When I open the door to Hen’s room, to our room, she’s lying in bed. She stands but doesn’t say anything. She closes the door behind me, then takes my hand and leads me to the bed. She takes off my shirt and lets it drop to the floor. She pulls my shorts down. She lays me down on the bed. She removes her shirt and then her shorts. She pushes her underwear down and lets it fall around her ankles, stepping out of it.

She comes onto the bed with me. She gets on top of me, straddling me. She puts her hand between her legs and guides herself onto me. She leans down, grabs my wrists, directing my hands, putting them on her back. I try to touch her face, but she pushes my hands back to where she’d placed them. She leans forward, resting her head on the mattress, to the right of mine. She puts her hands flat against the wall above the bed. She’s moaning. I am, too.

We stay like this until she’s done and rolls off, breathing heavily. We haven’t kissed.

She’s lying on her back, looking at the ceiling.

“Why do people stay together?” she asks a few minutes later.

In long-term relationships? I ask.

“In marriages,” she says.

Because they love each other, I say. They’re committed to each other. They depend on each other. There’s comfort there, security.

“No. They stay together because it’s expected, because it’s what they know. They try to make it work, to endure it, and end up living under some kind of spiritual anesthetic. They go on, but they are numb. And the more I think about, the more I think there’s nothing worse than to live your life this way. Detached, but abiding. It’s immoral.”

I’m not numb, I think. I’m not detached.

Marriage is hard, I say. Living with another person for years takes work and effort. You can’t just give up when things are hard.

She rolls onto her side.

“I know you think what you’re saying makes sense. And it might in theory. But I’m not talking about giving up when things are hard. I’m talking about forced survival when things are rotten.”

When things are rotten, I repeat in my mind.

I hope you’re not suggesting things are rotten between us, I say. I really hope not. Look at what we just did. You enjoyed that, didn’t you?

She touches my arm.

“You don’t have to worry about that. It was fine. It served its purpose.”

Hen, these last few days I’ve been feeling something real for you. Something new and incredible. I can’t describe it.

She places her hand on my stomach.

“Try,” she says. “What does it feel like?”
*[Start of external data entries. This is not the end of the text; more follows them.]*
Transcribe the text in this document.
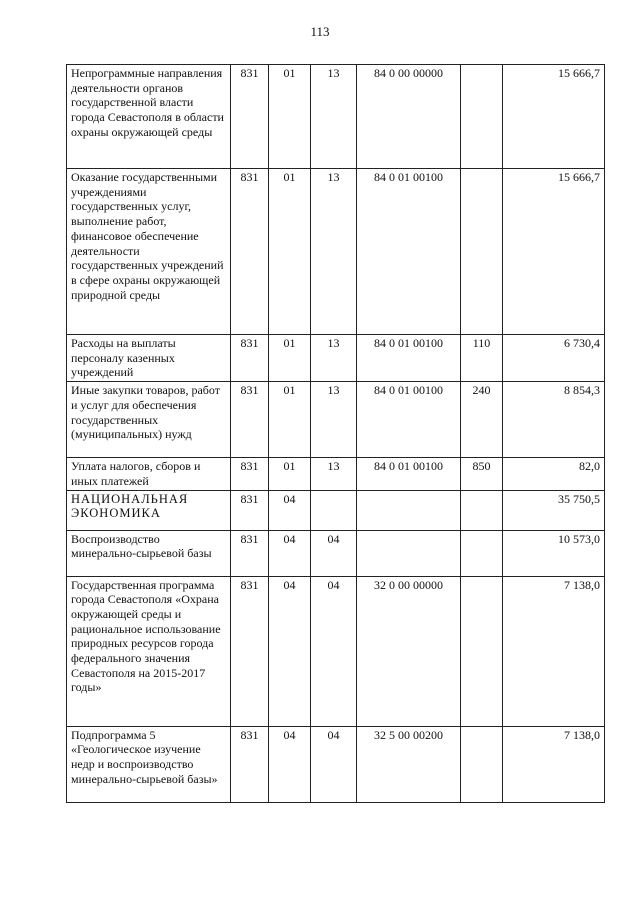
113
Непрограммные направления деятельности органов государственной власти города Севастополя в области охраны окружающей среды	831	01	13	84 0 00 00000		15 666,7
Оказание государственными учреждениями государственных услуг, выполнение работ, финансовое обеспечение деятельности государственных учреждений в сфере охраны окружающей природной среды	831	01	13	84 0 01 00100		15 666,7
Расходы на выплаты персоналу казенных учреждений	831	01	13	84 0 01 00100	110	6 730,4
Иные закупки товаров, работ и услуг для обеспечения государственных (муниципальных) нужд	831	01	13	84 0 01 00100	240	8 854,3
Уплата налогов, сборов и иных платежей	831	01	13	84 0 01 00100	850	82,0
НАЦИОНАЛЬНАЯ ЭКОНОМИКА	831	04				35 750,5
Воспроизводство минерально-сырьевой базы	831	04	04			10 573,0
Государственная программа города Севастополя «Охрана окружающей среды и рациональное использование природных ресурсов города федерального значения Севастополя на 2015-2017 годы»	831	04	04	32 0 00 00000		7 138,0
Подпрограмма 5 «Геологическое изучение недр и воспроизводство минерально-сырьевой базы»	831	04	04	32 5 00 00200		7 138,0
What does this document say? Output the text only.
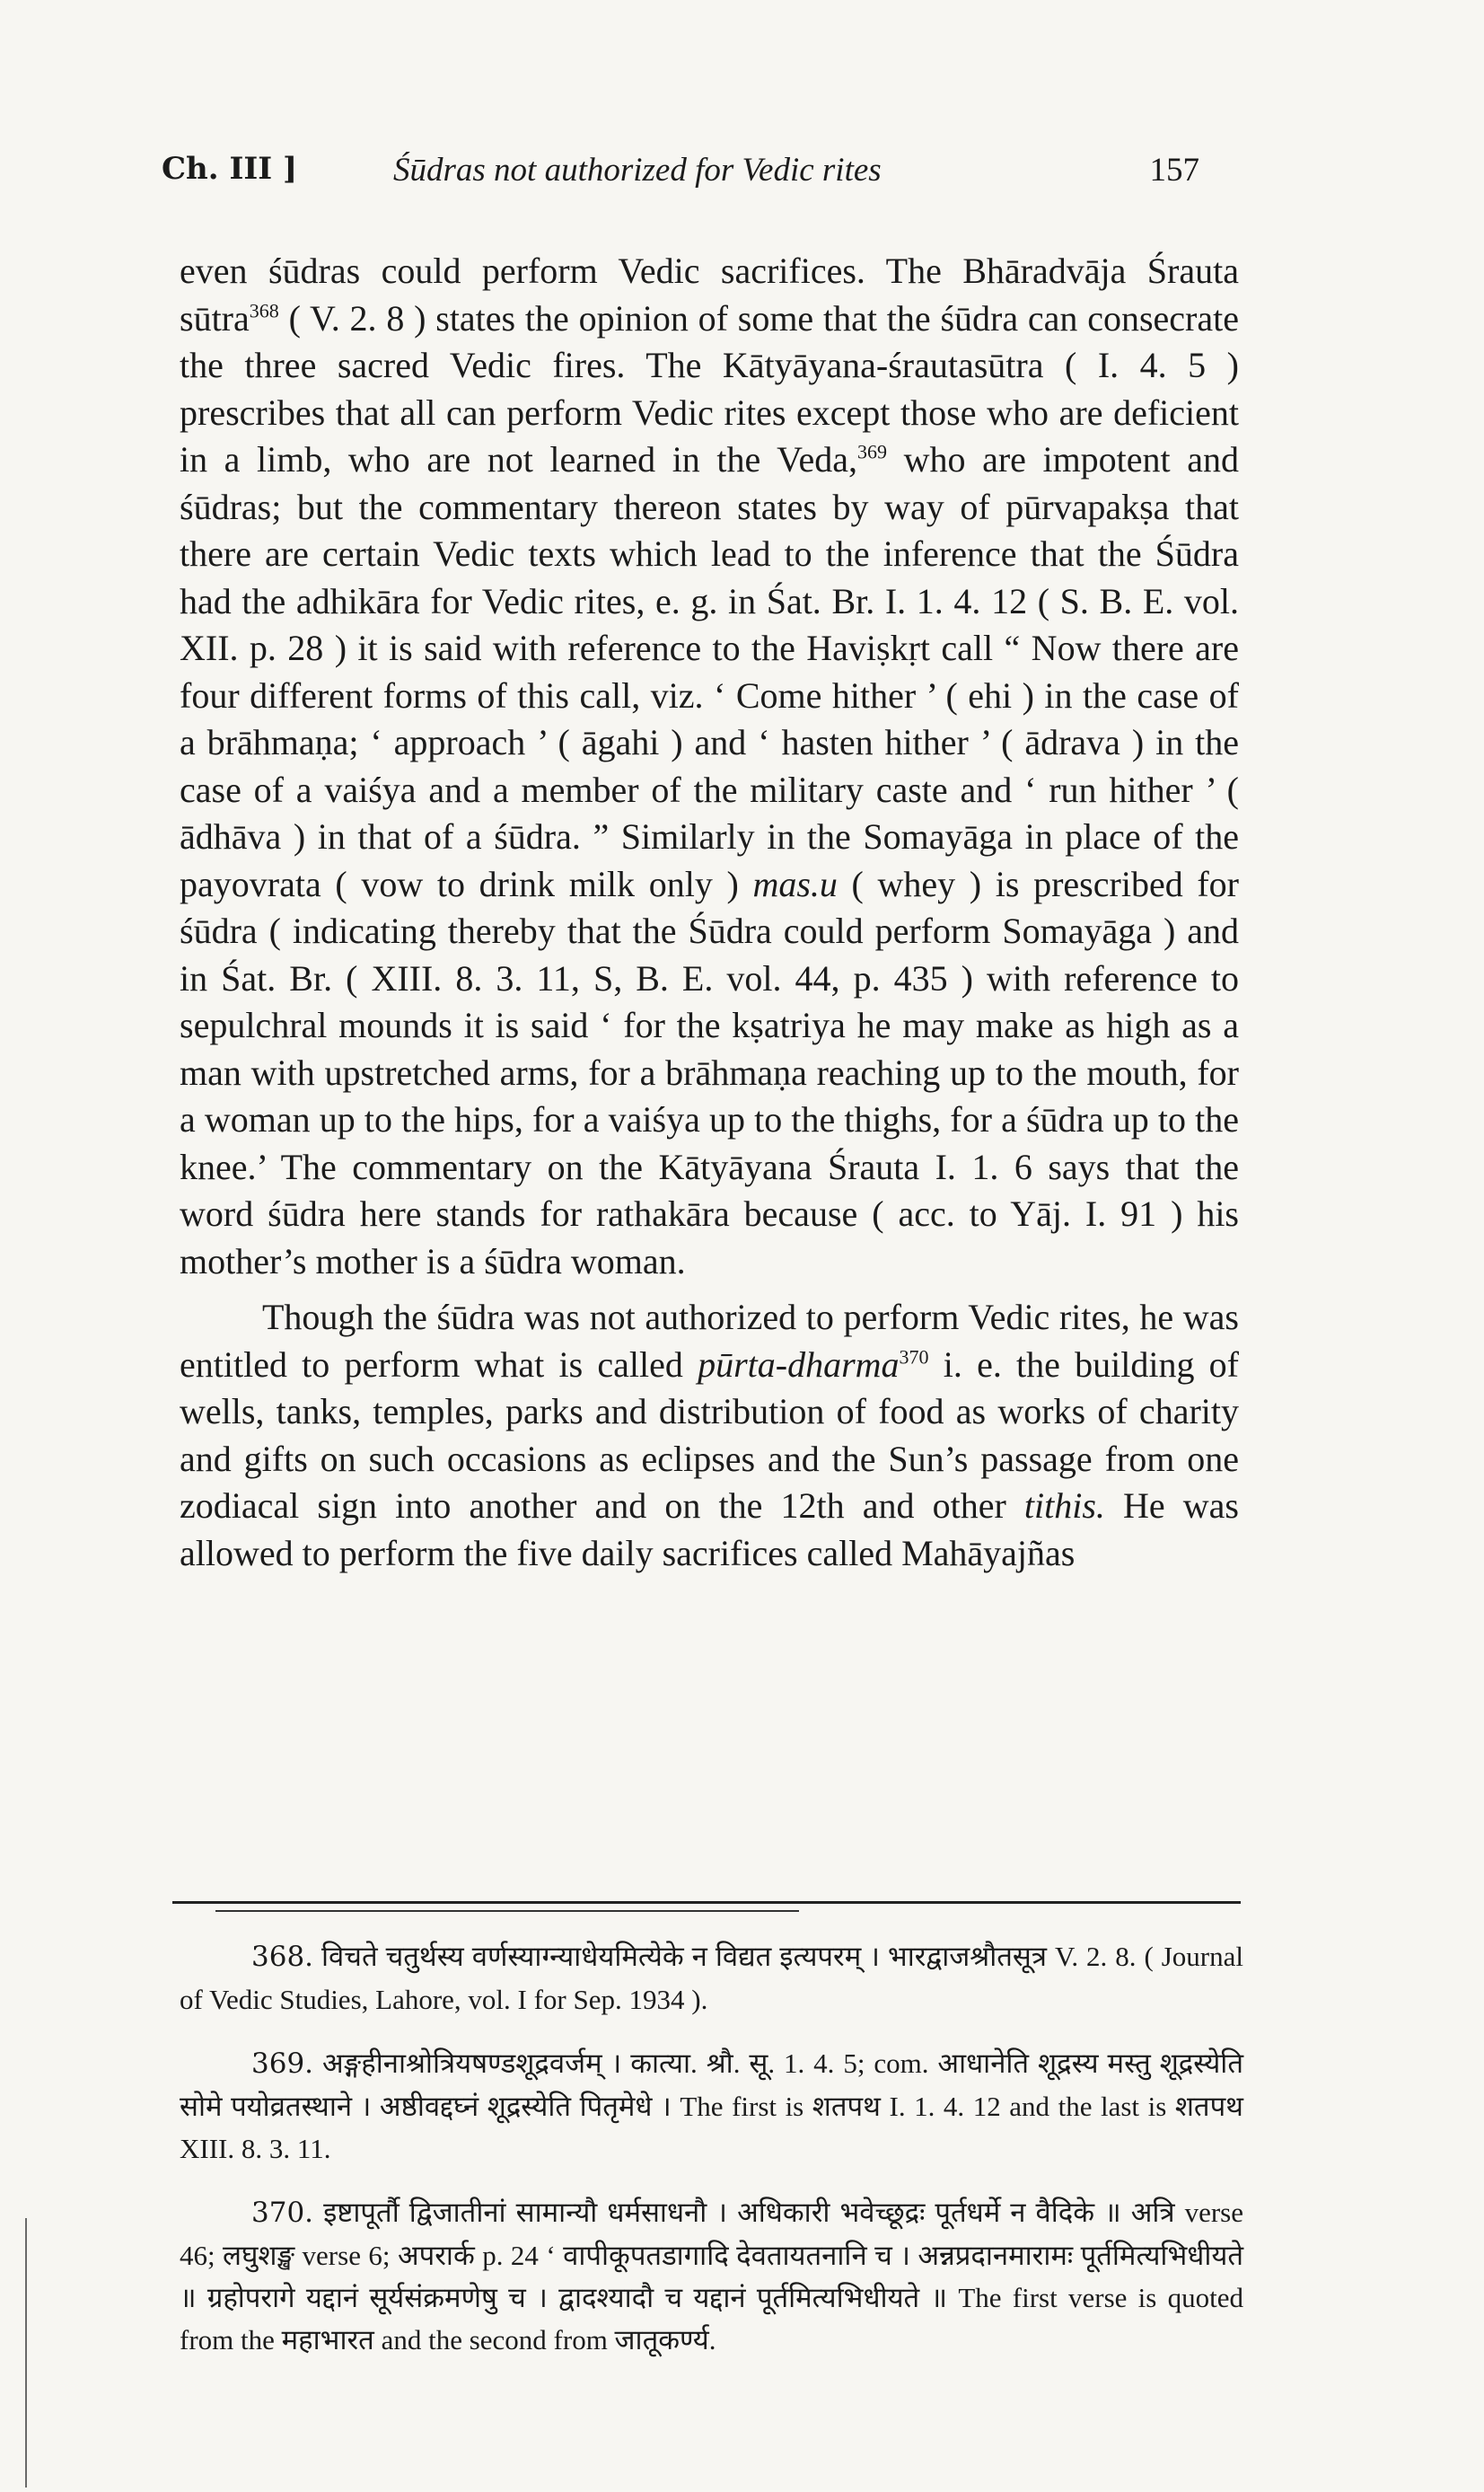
Ch. III ]	Śūdras not authorized for Vedic rites	157

even śūdras could perform Vedic sacrifices. The Bhāradvāja Śrauta sūtra$^{368}$ ( V. 2. 8 ) states the opinion of some that the śūdra can consecrate the three sacred Vedic fires. The Kātyāyana-śrautasūtra ( I. 4. 5 ) prescribes that all can perform Vedic rites except those who are deficient in a limb, who are not learned in the Veda,$^{369}$ who are impotent and śūdras; but the commentary thereon states by way of pūrvapakṣa that there are certain Vedic texts which lead to the inference that the Śūdra had the adhikāra for Vedic rites, e. g. in Śat. Br. I. 1. 4. 12 ( S. B. E. vol. XII. p. 28 ) it is said with reference to the Haviṣkṛt call “ Now there are four different forms of this call, viz. ‘ Come hither ’ ( ehi ) in the case of a brāhmaṇa; ‘ approach ’ ( āgahi ) and ‘ hasten hither ’ ( ādrava ) in the case of a vaiśya and a member of the military caste and ‘ run hither ’ ( ādhāva ) in that of a śūdra. ” Similarly in the Somayāga in place of the payovrata ( vow to drink milk only ) mas.u ( whey ) is prescribed for śūdra ( indicating thereby that the Śūdra could perform Somayāga ) and in Śat. Br. ( XIII. 8. 3. 11, S, B. E. vol. 44, p. 435 ) with reference to sepulchral mounds it is said ‘ for the kṣatriya he may make as high as a man with upstretched arms, for a brāhmaṇa reaching up to the mouth, for a woman up to the hips, for a vaiśya up to the thighs, for a śūdra up to the knee.’ The commentary on the Kātyāyana Śrauta I. 1. 6 says that the word śūdra here stands for rathakāra because ( acc. to Yāj. I. 91 ) his mother’s mother is a śūdra woman.

Though the śūdra was not authorized to perform Vedic rites, he was entitled to perform what is called pūrta-dharma$^{370}$ i. e. the building of wells, tanks, temples, parks and distribution of food as works of charity and gifts on such occasions as eclipses and the Sun’s passage from one zodiacal sign into another and on the 12th and other tithis. He was allowed to perform the five daily sacrifices called Mahāyajñas

368. विचते चतुर्थस्य वर्णस्याग्न्याधेयमित्येके न विद्यत इत्यपरम् । भारद्वाजश्रौतसूत्र V. 2. 8. ( Journal of Vedic Studies, Lahore, vol. I for Sep. 1934 ).

369. अङ्गहीनाश्रोत्रियषण्डशूद्रवर्जम् । कात्या. श्रौ. सू. 1. 4. 5; com. आधानेति शूद्रस्य मस्तु शूद्रस्येति सोमे पयोव्रतस्थाने । अष्ठीवद्दघ्नं शूद्रस्येति पितृमेधे । The first is शतपथ I. 1. 4. 12 and the last is शतपथ XIII. 8. 3. 11.

370. इष्टापूर्तौ द्विजातीनां सामान्यौ धर्मसाधनौ । अधिकारी भवेच्छूद्रः पूर्तधर्मे न वैदिके ॥ अत्रि verse 46; लघुशङ्ख verse 6; अपरार्क p. 24 ‘ वापीकूपतडागादि देवतायतनानि च । अन्नप्रदानमारामः पूर्तमित्यभिधीयते ॥ ग्रहोपरागे यद्दानं सूर्यसंक्रमणेषु च । द्वादश्यादौ च यद्दानं पूर्तमित्यभिधीयते ॥ The first verse is quoted from the महाभारत and the second from जातूकर्ण्य.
There are so many things, Hen, so many things—objects, stuff, and so many people. Just think about the canola fields and all those flowers and everything living in there. The grain at the mill. And think about the city and everything there, the stores and apartments and vehicles. Think about all the screens people have. For almost everything, any object you can think of, there are too many. There’s only one you, and it’s miraculous.

She doesn’t say anything but moves over closer to me, putting her arm around my waist. She leans in and kisses my bare chest. She stays like this, nestled into my side. I close my eyes. I want to remember this when I’m gone.

“I had a nightmare last night,” she says several minutes later. “It felt so real. This one was especially bad. I was terrified right from the start. I knew it was a dream. I was lucid dreaming, I could do whatever I wanted, I could control it, supposedly. But that didn’t make it any better. I was in this big room. I could see all the walls, I was aware of its size, but I also knew the space went on forever. The space was limitless, but I couldn’t go anywhere else.”

That sounds awful, I say.

“And the worst part—I want you to understand this—I wasn’t alone. That’s the worst part: I wasn’t alone.”